Ouyang Ting, Zhang Fei, Yang Yan, Luo Tianwei, Chen Ao, Han Ning, Qian Jun, Chu Xiaoyuan, Chen Chao, Yang Mi
Department of Oncology, Nanjing Drum Tower Hospital, Nanjing Drum Tower Hospital Clinical College, Nanjing University of Chinese Medicine, Nanjing, China.
Department of Clinical Laboratory, Jinling Hospital, Medical School of Nanjing University, Nanjing, China.
BMC Cancer. 2025 Aug 22;25(1):1353. doi: 10.1186/s12885-025-14559-1.
Lung cancer remains the leading cause of cancer-related mortality worldwide. While immune checkpoint inhibitors (ICIs) have improved survival outcomes for some patients, their efficacy and adverse effects vary significantly. Thus, developing accurate and practical prognostic tools is essential to optimize treatment decision-making.

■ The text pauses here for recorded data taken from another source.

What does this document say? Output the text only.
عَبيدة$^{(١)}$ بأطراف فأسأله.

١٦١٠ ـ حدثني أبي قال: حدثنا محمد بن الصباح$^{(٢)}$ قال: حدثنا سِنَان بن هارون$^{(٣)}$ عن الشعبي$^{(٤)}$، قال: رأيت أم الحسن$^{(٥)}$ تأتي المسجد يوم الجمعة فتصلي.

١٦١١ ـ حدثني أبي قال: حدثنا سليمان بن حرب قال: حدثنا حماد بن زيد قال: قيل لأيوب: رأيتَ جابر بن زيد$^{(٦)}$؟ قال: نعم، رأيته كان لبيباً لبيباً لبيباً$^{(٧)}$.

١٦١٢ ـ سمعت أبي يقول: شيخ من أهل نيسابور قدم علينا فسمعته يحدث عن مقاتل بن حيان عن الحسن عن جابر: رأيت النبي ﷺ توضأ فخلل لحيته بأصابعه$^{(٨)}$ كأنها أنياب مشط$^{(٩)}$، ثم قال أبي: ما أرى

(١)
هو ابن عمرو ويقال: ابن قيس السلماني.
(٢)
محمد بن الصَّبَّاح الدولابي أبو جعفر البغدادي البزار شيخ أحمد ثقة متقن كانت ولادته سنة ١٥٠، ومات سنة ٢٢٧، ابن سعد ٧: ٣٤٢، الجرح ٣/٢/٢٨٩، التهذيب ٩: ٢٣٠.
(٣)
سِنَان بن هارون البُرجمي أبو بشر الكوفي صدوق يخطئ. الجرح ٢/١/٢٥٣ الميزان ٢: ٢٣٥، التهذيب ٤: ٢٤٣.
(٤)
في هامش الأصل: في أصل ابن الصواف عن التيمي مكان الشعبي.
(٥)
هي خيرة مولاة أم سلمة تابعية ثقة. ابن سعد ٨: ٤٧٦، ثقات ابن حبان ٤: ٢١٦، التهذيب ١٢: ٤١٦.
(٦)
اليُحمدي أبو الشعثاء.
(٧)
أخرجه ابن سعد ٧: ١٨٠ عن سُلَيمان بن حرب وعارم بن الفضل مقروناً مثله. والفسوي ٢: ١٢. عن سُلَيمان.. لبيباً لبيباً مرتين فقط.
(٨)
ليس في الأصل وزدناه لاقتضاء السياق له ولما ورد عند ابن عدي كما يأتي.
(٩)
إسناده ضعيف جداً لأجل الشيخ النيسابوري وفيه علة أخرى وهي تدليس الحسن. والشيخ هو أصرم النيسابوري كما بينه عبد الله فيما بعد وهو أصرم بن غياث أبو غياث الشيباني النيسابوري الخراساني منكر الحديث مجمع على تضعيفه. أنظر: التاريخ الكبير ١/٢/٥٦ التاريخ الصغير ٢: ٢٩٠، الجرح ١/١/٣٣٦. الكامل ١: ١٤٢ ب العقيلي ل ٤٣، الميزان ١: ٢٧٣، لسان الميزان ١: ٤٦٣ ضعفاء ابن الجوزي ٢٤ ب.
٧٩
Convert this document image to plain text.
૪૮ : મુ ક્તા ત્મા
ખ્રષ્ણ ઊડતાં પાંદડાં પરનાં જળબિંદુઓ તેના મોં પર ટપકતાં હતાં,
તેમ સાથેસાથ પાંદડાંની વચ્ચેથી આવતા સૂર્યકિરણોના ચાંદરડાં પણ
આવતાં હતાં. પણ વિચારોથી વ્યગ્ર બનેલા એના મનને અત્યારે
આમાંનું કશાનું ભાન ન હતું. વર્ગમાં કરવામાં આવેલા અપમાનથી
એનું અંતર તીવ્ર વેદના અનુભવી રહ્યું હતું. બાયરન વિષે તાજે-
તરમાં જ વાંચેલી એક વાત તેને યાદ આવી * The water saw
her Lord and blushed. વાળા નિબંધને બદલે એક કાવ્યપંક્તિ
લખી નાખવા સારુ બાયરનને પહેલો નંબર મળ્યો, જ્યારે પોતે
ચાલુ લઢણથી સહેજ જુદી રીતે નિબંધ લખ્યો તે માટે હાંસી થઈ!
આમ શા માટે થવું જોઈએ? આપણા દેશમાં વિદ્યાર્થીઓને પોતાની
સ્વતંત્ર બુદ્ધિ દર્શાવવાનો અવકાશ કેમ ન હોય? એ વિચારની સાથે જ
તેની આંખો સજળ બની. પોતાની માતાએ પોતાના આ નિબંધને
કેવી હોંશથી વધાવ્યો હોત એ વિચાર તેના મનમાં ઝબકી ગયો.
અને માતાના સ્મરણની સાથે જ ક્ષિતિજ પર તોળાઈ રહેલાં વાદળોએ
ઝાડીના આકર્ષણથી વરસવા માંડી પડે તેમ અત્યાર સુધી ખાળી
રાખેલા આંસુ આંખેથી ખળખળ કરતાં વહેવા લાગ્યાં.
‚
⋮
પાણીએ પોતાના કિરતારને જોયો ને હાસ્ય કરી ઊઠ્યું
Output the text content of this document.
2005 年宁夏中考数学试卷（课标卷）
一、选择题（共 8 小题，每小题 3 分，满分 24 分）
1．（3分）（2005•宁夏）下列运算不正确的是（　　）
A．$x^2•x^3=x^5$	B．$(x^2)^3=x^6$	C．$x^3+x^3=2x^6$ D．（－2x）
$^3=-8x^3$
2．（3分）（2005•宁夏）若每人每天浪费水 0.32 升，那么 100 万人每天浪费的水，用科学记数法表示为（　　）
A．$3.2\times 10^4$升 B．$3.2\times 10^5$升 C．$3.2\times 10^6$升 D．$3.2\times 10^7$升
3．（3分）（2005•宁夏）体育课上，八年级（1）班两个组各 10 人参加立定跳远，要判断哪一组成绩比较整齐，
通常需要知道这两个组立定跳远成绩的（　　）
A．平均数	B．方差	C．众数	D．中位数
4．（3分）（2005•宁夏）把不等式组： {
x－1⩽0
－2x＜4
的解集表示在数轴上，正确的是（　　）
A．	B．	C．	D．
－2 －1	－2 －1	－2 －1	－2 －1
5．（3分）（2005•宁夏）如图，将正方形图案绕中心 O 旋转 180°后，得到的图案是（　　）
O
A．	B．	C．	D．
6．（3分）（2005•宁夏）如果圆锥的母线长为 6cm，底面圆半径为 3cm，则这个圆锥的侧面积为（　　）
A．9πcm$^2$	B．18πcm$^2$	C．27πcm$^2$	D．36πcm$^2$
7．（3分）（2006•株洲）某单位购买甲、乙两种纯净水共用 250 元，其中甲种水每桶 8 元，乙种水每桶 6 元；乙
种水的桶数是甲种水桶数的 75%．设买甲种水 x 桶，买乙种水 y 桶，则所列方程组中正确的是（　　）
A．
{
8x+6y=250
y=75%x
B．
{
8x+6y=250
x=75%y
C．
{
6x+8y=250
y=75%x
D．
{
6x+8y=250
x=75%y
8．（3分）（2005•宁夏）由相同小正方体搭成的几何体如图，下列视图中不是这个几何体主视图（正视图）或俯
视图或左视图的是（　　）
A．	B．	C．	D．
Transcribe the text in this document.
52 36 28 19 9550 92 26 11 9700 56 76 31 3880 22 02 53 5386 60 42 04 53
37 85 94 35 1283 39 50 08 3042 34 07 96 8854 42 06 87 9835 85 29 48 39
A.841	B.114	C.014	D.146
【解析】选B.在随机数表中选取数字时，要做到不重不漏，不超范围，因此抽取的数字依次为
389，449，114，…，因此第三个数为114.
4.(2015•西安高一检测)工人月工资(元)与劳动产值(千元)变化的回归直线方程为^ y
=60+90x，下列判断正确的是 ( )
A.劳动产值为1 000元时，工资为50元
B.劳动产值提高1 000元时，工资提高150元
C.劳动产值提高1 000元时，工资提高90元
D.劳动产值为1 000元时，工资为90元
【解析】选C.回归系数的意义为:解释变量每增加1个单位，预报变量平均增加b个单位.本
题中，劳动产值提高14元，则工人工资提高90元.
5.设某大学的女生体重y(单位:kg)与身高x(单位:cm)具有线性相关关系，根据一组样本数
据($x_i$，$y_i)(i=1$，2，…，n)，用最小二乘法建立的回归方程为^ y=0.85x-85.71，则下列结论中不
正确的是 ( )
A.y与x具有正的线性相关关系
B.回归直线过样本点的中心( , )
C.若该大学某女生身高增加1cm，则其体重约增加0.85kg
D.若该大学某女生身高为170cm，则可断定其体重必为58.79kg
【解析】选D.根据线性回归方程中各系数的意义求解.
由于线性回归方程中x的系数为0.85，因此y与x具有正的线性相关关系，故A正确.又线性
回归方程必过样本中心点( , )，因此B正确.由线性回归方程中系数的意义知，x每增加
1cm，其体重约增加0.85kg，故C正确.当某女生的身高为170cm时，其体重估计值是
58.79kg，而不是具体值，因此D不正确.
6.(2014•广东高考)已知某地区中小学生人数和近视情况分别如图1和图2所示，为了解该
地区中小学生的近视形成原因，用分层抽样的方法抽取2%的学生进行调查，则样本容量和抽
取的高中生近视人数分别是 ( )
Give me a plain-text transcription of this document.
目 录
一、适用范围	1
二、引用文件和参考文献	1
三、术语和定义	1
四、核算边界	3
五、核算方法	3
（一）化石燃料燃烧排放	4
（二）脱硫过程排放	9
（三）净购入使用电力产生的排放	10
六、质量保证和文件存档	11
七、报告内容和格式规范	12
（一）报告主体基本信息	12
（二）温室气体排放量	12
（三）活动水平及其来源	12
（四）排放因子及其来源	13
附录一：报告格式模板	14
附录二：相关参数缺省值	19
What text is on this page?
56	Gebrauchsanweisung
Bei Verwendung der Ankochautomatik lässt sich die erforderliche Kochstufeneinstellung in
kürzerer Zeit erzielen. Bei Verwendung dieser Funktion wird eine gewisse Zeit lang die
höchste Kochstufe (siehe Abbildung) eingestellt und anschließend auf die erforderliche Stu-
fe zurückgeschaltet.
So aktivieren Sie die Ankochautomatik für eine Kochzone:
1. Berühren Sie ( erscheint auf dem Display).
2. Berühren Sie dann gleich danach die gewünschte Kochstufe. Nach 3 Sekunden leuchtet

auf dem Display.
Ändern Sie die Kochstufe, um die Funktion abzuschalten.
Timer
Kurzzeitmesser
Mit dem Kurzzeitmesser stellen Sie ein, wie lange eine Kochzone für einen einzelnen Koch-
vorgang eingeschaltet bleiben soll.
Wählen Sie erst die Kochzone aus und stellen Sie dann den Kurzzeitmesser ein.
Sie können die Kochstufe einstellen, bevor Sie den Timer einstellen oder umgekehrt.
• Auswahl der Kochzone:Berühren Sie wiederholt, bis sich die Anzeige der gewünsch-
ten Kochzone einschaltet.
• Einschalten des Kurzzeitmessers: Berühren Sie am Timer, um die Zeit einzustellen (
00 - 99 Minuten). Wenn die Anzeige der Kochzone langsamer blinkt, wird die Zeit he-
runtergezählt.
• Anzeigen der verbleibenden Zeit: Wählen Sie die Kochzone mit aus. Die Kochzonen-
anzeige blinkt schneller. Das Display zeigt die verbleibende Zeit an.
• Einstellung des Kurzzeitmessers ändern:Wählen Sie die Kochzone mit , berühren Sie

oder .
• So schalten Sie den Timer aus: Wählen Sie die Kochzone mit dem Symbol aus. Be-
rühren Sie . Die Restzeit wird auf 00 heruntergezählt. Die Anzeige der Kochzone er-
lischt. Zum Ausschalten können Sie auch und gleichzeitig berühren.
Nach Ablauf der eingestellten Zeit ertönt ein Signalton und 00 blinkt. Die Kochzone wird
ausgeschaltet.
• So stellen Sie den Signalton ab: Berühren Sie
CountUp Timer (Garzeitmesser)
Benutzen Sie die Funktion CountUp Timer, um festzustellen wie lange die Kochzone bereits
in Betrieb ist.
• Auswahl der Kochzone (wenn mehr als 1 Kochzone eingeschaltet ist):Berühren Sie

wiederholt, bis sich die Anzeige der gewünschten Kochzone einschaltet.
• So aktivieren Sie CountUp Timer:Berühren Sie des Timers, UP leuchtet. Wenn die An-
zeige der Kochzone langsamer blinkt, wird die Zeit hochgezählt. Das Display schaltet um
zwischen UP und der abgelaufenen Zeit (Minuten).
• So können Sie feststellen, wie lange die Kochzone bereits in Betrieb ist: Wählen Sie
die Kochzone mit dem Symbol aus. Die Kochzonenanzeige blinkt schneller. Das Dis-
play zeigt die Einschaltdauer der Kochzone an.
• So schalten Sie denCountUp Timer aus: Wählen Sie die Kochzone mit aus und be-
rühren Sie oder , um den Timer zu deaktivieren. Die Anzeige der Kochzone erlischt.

This retrospective study analyzed 436 lung cancer patients treated with ICIs, who were randomly divided into training (70%) and validation (30%) cohorts. Independent prognostic factors for overall survival (OS) and progression-free survival (PFS) were identified using LASSO regression and multivariate Cox regression. Nomograms were constructed based on clinical and blood biomarkers. Model performance was assessed using the concordance index (C-index), ROC curve, calibration curve, and decision curve analysis (DCA). Kaplan-Meier analysis validated patient stratification.
The key independent predictive factors for OS and PFS included neutrophil-to-lymphocyte ratio (NLR), previous surgery, liver metastasis, clinical stage, treatment lines, and treatment response evaluation. The nomograms achieved C-index values of 0.709 (OS) and 0.730 (PFS) in the training cohort, with validation C-indexes of 0.655 (OS) and 0.694 (PFS). The ROC curves demonstrated good predictive accuracy for 12-, 24-, and 36-month outcomes. High-risk patients exhibited significantly shorter median OS and PFS (P < 0.001).
The nomograms developed in this study, integrating clinical and blood biomarkers, provide a cost-effective, simple, and accurate tool for predicting the prognosis of lung cancer patients receiving ICIs treatment, to facilitate personalized clinical decision-making.
肺癌仍然是全球癌症相关死亡的主要原因。虽然免疫检查点抑制剂(ICI)改善了部分患者的生存结局,但其疗效和不良反应差异很大。因此,开发准确实用的预后工具对于优化治疗决策至关重要。
这项回顾性研究分析了436例接受ICI治疗的肺癌患者,他们被随机分为训练组(70%)和验证组(30%)。使用LASSO回归和多变量Cox回归确定总生存期(OS)和无进展生存期(PFS)的独立预后因素。基于临床和血液生物标志物构建列线图。使用一致性指数(C指数)、ROC曲线、校准曲线和决策曲线分析(DCA)评估模型性能。Kaplan-Meier分析验证患者分层。
OS和PFS的关键独立预测因素包括中性粒细胞与淋巴细胞比值(NLR)、既往手术史、肝转移、临床分期、治疗线数和治疗反应评估。列线图在训练组中OS的C指数值为0.709,PFS的C指数值为0.730,验证组中OS的C指数为0.655,PFS的C指数为0.694。ROC曲线显示对12个月、24个月和36个月的结局具有良好的预测准确性。高危患者的中位OS和PFS显著缩短(P < 0.001)。
本研究开发的列线图整合了临床和血液生物标志物,为预测接受ICI治疗的肺癌患者的预后提供了一种经济有效、简单且准确的工具,以促进个性化临床决策。